The route between Paris and Chartres is the first leg of the Way of St James. In itself, however, it has been a pilgrim’s path since the Merovingians, thanks to a well in Chartres into which martyrs’ bodies were thrown. In the ninth century, Chartres Cathedral acquired a new relic: the Sancta Camisa, Mary’s veil or part of her shirt, which we know to be silk from first-century Palestine. Then 35 years ago, a young group decided to revive the route by gathering people together to make the pilgrimage annually at Pentecost, when a bank holiday weekend makes it more feasible for French pilgrims to complete the whole route.
They have since organised themselves into Notre Dame de Chrétienté, the charity which organises the pilgrimage with military efficiency. The pilgrimage now draws chapters not only from every region of France, but from all over the world. We had three chapters from England, and it was not so surprising when, one morning, I bumped into an American acquaintance I had met in Indiana last year. Mass at Chartres was preceded by a parade of the flags and banners of each chapter down the nave, then around and behind the altar. It seemed endless: each one a symbol of dozens of acts of love, gathered to God from east to west.

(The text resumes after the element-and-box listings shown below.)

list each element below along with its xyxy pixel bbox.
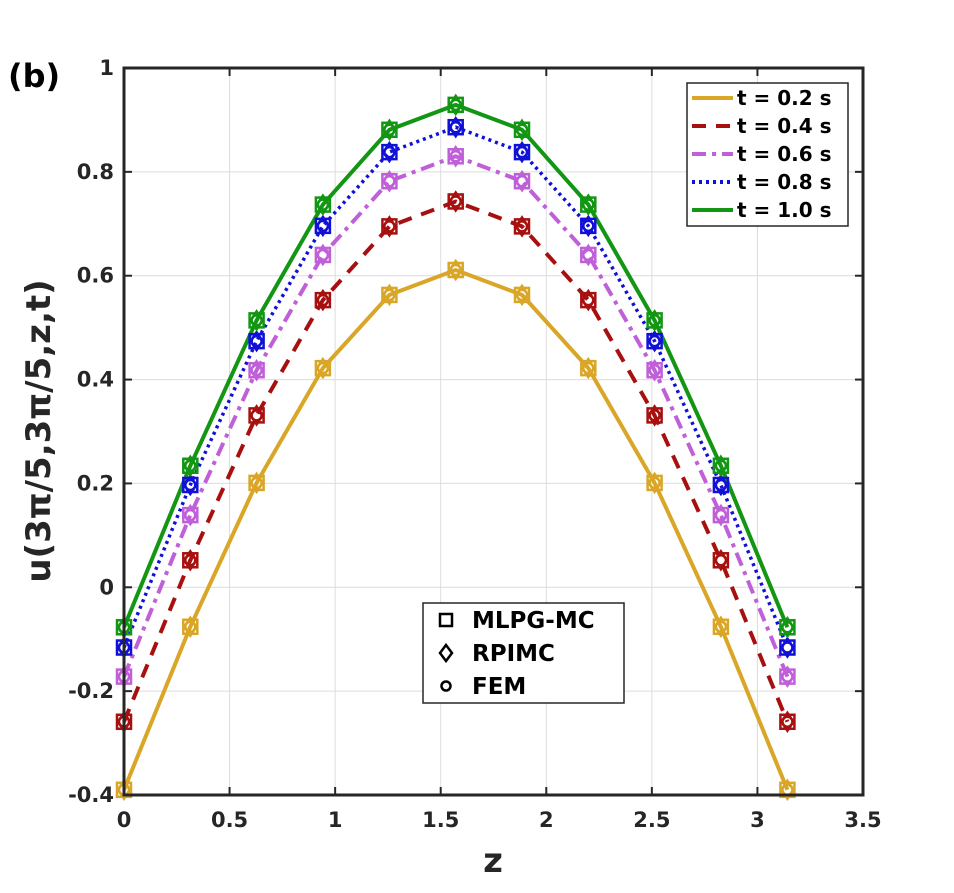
- marker-circle: [316, 198, 330, 211]
- legend-marker-diamond: [438, 642, 454, 664]
- marker-circle: [582, 248, 595, 262]
- legend-label-2: t = 0.6 s: [737, 142, 832, 166]
- marker-circle: [449, 195, 462, 208]
- marker-circle: [515, 174, 529, 188]
- marker-circle: [184, 459, 197, 473]
- x-tick-label: 2: [539, 808, 554, 832]
- marker-circle: [515, 123, 529, 137]
- marker-circle: [648, 476, 661, 490]
- marker-circle: [582, 219, 595, 233]
- series-lines: [122, 102, 790, 791]
- marker-circle: [250, 314, 263, 327]
- y-tick-label: 0.2: [77, 471, 114, 495]
- marker-circle: [648, 334, 661, 348]
- legend-label-1: t = 0.4 s: [737, 114, 832, 138]
- marker-circle: [515, 288, 529, 302]
- series-line-1: [122, 199, 790, 723]
- legend-label-3: t = 0.8 s: [737, 170, 832, 194]
- marker-circle: [781, 641, 794, 654]
- marker-circle: [383, 174, 396, 188]
- x-axis-title: z: [483, 841, 503, 881]
- x-tick-label: 0.5: [211, 808, 248, 832]
- markers: [115, 93, 796, 802]
- marker-circle: [250, 334, 263, 348]
- legend-label-4: t = 1.0 s: [737, 198, 832, 222]
- marker-circle: [515, 145, 529, 159]
- marker-legend-label-0: MLPG-MC: [472, 608, 595, 634]
- marker-circle: [316, 293, 330, 307]
- marker-circle: [714, 554, 728, 567]
- marker-circle: [449, 263, 462, 277]
- marker-legend-label-2: FEM: [472, 674, 526, 700]
- marker-circle: [781, 670, 794, 683]
- marker-circle: [316, 219, 330, 233]
- series-line-4: [122, 102, 790, 629]
- x-tick-label: 3.5: [844, 808, 881, 832]
- marker-circle: [383, 123, 396, 137]
- x-tick-label: 3: [750, 808, 765, 832]
- marker-circle: [184, 478, 197, 492]
- y-tick-label: 0: [99, 575, 114, 599]
- marker-circle: [449, 98, 462, 112]
- marker-circle: [184, 554, 197, 567]
- marker-circle: [648, 314, 661, 327]
- marker-circle: [714, 508, 728, 522]
- marker-circle: [714, 620, 728, 634]
- marker-circle: [250, 363, 263, 377]
- marker-circle: [714, 478, 728, 492]
- series-line-3: [122, 125, 790, 649]
- series-line-2: [122, 154, 790, 678]
- x-tick-label: 1: [328, 808, 343, 832]
- marker-circle: [383, 220, 396, 233]
- marker-circle: [449, 150, 462, 163]
- x-tick-labels: 0 0.5 1 1.5 2 2.5 3 3.5: [117, 68, 882, 832]
- marker-circle: [714, 459, 728, 473]
- y-tick-label: 1: [99, 56, 114, 80]
- marker-circle: [582, 198, 595, 211]
- panel-label: (b): [8, 57, 60, 95]
- x-tick-label: 0: [117, 808, 132, 832]
- series-line-0: [122, 268, 790, 791]
- y-tick-label: -0.4: [68, 783, 114, 807]
- marker-legend-label-1: RPIMC: [472, 641, 555, 667]
- marker-legend-box: [422, 602, 625, 704]
- marker-circle: [383, 145, 396, 159]
- legend-marker-square: [438, 612, 454, 628]
- y-tick-label: 0.6: [77, 264, 114, 288]
- marker-circle: [250, 409, 263, 422]
- x-tick-label: 2.5: [633, 808, 670, 832]
- y-tick-label: 0.4: [77, 368, 114, 392]
- y-axis-title: u(3π/5,3π/5,z,t): [19, 279, 59, 582]
- y-tick-labels: -0.4 -0.2 0 0.2 0.4 0.6 0.8 1: [68, 56, 863, 807]
- series-legend: t = 0.2 s t = 0.4 s t = 0.6 s t = 0.8 s t = …: [686, 82, 849, 227]
- marker-circle: [250, 476, 263, 490]
- marker-circle: [648, 409, 661, 422]
- legend-label-0: t = 0.2 s: [737, 86, 832, 110]
- marker-circle: [515, 220, 529, 233]
- y-tick-label: -0.2: [68, 679, 114, 703]
- marker-circle: [449, 120, 462, 134]
- marker-circle: [383, 288, 396, 302]
- marker-circle: [184, 620, 197, 634]
- plot-frame: [122, 66, 865, 797]
- marker-circle: [648, 363, 661, 377]
- legend-marker-circle: [440, 680, 452, 692]
- marker-circle: [781, 621, 794, 634]
- marker-legend: MLPG-MC RPIMC FEM: [422, 602, 625, 704]
- marker-circle: [582, 293, 595, 307]
- x-tick-label: 1.5: [422, 808, 459, 832]
- marker-circle: [184, 508, 197, 522]
- y-tick-label: 0.8: [77, 160, 114, 184]
- marker-circle: [316, 361, 330, 375]
- marker-circle: [781, 715, 794, 729]
- marker-circle: [316, 248, 330, 262]
- marker-circle: [582, 361, 595, 375]
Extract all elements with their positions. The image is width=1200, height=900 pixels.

Apart from the distance, an element of the pilgrimage of which I had not been forewarned was its association with parishes, orders and organisations sometimes called the “traditionalist movement”. All the Masses were in the Extraordinary Form, and I hadn’t been to one since my undergraduate days. My girlfriend hadn’t thought the connection needed mentioning: where she grew up in France, this was an unremarkable part of Catholic practice.
But it was remarkable to me. There is no other event like this besides World Youth Day, which is top-down, as opposed to a spontaneous lay initiative. I wondered whether it might not be a mere coincidence that it was the work of “traditionalists”. Penance is what pilgrimage is really about. The Extraordinary Form has a longer Penitential Act. The language of its Offertory begs for mercy and expresses sorrow for sin, in addition to the admiration of God’s goodness expressed in the Ordinary Form’s. Depending on your metric, there’s three times as much breast-striking; and the Prayer of Humble Access is twice repeated.
So there’s a safely contained explanation for why “trads”, and not charismatic, “folk Mass”, or “mainstream” Catholics, would be the ones behind an international lay initiative like this. Perhaps those who feel more in need of penance are drawn to the Extraordinary Form, or perhaps it impresses the need for penance on those drawn to it for other reasons. Either way, pilgrimage would be a natural consequence.
But to generalise a little more boldly, it might have to do with wider trends which sociologists of religion know well. Faith flourishes when it is demanding, and when its sacred objects and materials are set apart from the mundane and profane. Beauty sets apart. Obedience to inherited forms, over which we intend no control, sets apart.
I tried to consider what an analogous event might be for a committed “Spirit of Vatican II” Catholic. A sponsored walk for Cafod, perhaps? It’s an interesting contrast. Why shouldn’t a sponsored walk draw a column of the faithful that stretches further down the road than the eye can see? It’s not a rhetorical question. I can give to charity alone, sat at my laptop with my debit card; no strenuous act of faith is a natural part of “making a difference”. But penance, unlike “changing the world”, redeems; and the Church is redeemed all of us together. If I can’t get time off to go next year, I hope I will be with the column in prayer throughout those three days.